JDIP fall guy says politicians were well aware of extra spending and did nothing
Former chief executive officer of the National Works Agency (NWA), Patrick Wong, has challenged claims that there was overexpenditure on the Jamaica Development Infrastructure Project (JDIP) while he was in charge.
A forensic audit has found that the US$400 million borrowed under the JDIP was to complete projects over the course of five years, with US$180 million to be spent in the first two years.
However, at the end of that two-year period - March 2012 - US$232 million had been expended, and almost all of the remaining funds had been committed.
In his first public response since the findings of the audit were tabled in Parliament, Wong - who resigned under a cloud when the allegations about JDIP mismanagement first surfaced - has pointed a finger at the then political directorate, particularly the Cabinet.
According to Wong, the political directorate failed to act to ensure the smooth running of the multimillion-dollar programme.
"There was no overexpenditure and there were no cost overruns, but there were additional expenditures - with the approval of the Ministry (of Works) - for additional work that had to be carried out due to unscheduled activities such as devastation wrought by nature, including heavy rains," Wong told The Sunday Gleaner.
FINDING THE TRUTH
Wong asserts that even with the flurry of additional activities and costs, expenditure for the 2011-2012 financial year was US$2 million less than the US$150 million projected.
He said persons interested in the truth should use the Access to Information Act to view first-hand the contents of a letter he dispatched to the Cabinet then led by Prime Minister Bruce Golding.
"No one responded (to that letter)," complained Wong.
He charged that when the JDIP started, the Ministry of Transport and Works' Capital 'A' budget for 2009-2010 had already been spent.
"The ministry, through the NWA, was in the process of effecting emergency works as a result of heavy rains in 2008."
Wong also charged that the emergency work was suspended in early 2009 as the financing earmarked by the Government had been depleted.
"This was emergency work which had started and needed to be completed in order to fix the emergency and protect the investment expenditure that the Government had already made," said Wong.
The former NWA boss said there was an additional cost of US$16 million in the first year. "Most of that was accounted for emergency works that we had to complete under Year One, and in addition to that, there were unscheduled and emergency works to projects like Newport West and Coffee Valley that were not initially factored in."
Wong said there was another US$75 million, in additional costs in Year Two, which was scheduled to end in 2012.
"That included payment for the Jamaica Emergency Employment Programme of almost US$18 million. We had nothing to do with that!" he declared.
According to Wong, an additional US$9.3 million of the US$75 million was utilised by the Office of the Prime Minister, which initiated another programme that was approved by the permanent secretary in December 2011.
"We also had fluctuation in excess of US$20 million … . Fluctuation is when the basic price of materials such as asphalt and steel as quoted in the contract escalates, and we had a serious escalation beyond our control. The contract speaks to that. It's automatic."
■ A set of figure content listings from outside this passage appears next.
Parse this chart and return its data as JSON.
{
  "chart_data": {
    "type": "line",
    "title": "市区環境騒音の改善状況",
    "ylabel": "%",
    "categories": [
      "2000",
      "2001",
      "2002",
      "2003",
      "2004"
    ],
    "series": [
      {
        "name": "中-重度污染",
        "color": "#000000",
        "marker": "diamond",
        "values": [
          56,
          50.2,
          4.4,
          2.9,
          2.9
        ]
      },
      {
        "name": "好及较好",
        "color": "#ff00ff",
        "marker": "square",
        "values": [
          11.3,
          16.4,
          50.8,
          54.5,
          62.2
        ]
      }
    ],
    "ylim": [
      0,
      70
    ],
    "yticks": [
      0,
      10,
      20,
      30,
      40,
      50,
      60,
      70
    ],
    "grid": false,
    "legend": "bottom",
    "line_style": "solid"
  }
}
Wong noted that fluctuations in the price of material are not the same as variations in the cost of the project.
"These are things beyond our control. We can't know how much asphalt is going to be, and we can't predict the price of steel. So there weren't any overruns. There were merely additional expenditures - all approved by the various entities."
Wong charged that then Minister of Transport and Works Mike Henry informed the ministry, the Road Maintenance Fund, and the NWA that US$150 million would be provided in the Budget for JDIP for 2011-2012.
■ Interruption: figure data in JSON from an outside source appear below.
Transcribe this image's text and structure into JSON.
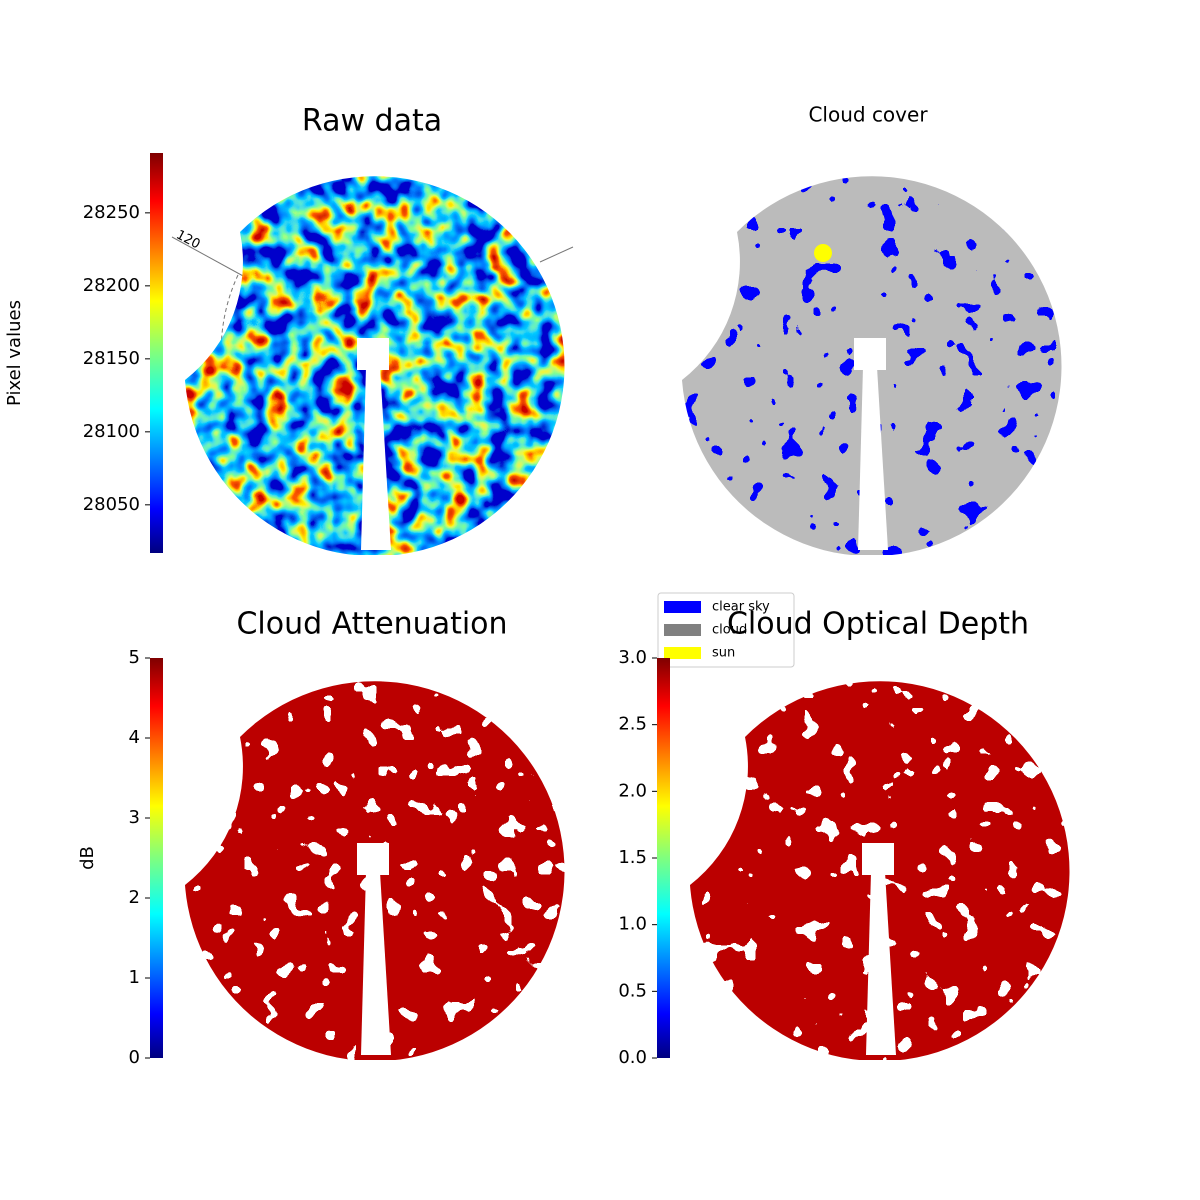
{
  "chart_data": [
    {
      "type": "image",
      "title": "Raw data",
      "colorbar_label": "Pixel values",
      "colormap": "jet",
      "ylim": [
        28017,
        28291
      ],
      "yticks": [
        28050,
        28100,
        28150,
        28200,
        28250
      ],
      "annotation": "120"
    },
    {
      "type": "mask",
      "title": "Cloud cover",
      "legend": [
        {
          "name": "clear sky",
          "color": "#0000ff"
        },
        {
          "name": "cloud",
          "color": "#808080"
        },
        {
          "name": "sun",
          "color": "#ffff00"
        }
      ]
    },
    {
      "type": "image",
      "title": "Cloud Attenuation",
      "colorbar_label": "dB",
      "colormap": "jet",
      "ylim": [
        0,
        5
      ],
      "yticks": [
        0,
        1,
        2,
        3,
        4,
        5
      ]
    },
    {
      "type": "image",
      "title": "Cloud Optical Depth",
      "colormap": "jet",
      "ylim": [
        0,
        3
      ],
      "yticks": [
        {
          "value": 0,
          "label": "0.0"
        },
        {
          "value": 0.5,
          "label": "0.5"
        },
        {
          "value": 1,
          "label": "1.0"
        },
        {
          "value": 1.5,
          "label": "1.5"
        },
        {
          "value": 2,
          "label": "2.0"
        },
        {
          "value": 2.5,
          "label": "2.5"
        },
        {
          "value": 3,
          "label": "3.0"
        }
      ]
    }
  ]
}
"So we planned accordingly, incorporating the Tropical Storm Nicole damage and other expenditures, and we came up with a US$150-million programme. This was submitted in October 2011 to the China EXIM Bank to be drawn down on the loan for 2011-2012."
MAINTENANCE FUND UNDERPERFORMING
According to Wong, the China EXIM Bank wrote to the Road Maintenance Fund to advise that it was underperforming, which meant that it would be drawing down less.
"The end result is that accommodating the fluctuations and everything else, we spent US$148 million between April 2011 and March 2012, which is the normal financial year, so the rate of expenditure was well within what was promised to the minister and the ministry."
Wong further charged that this expenditure should have been placed in the Supplementary Estimates for the fiscal year, but this was not done, although the programme was in train.
"I wrote, in September 2011, to the minister and the ministry informing them that with all these extra works to be done …
According to Wong, despite the clamour from individual members of parliament for work to be done in their constituencies, Cabinet refused to act.
Wong said Henry took a note to Cabinet dated September 30, 2011, informing his colleagues that if the additional budget of US$50 million was not injected, the programme would be closed, but no response was forthcoming.
"Again, there is collective responsibility," Wong stressed.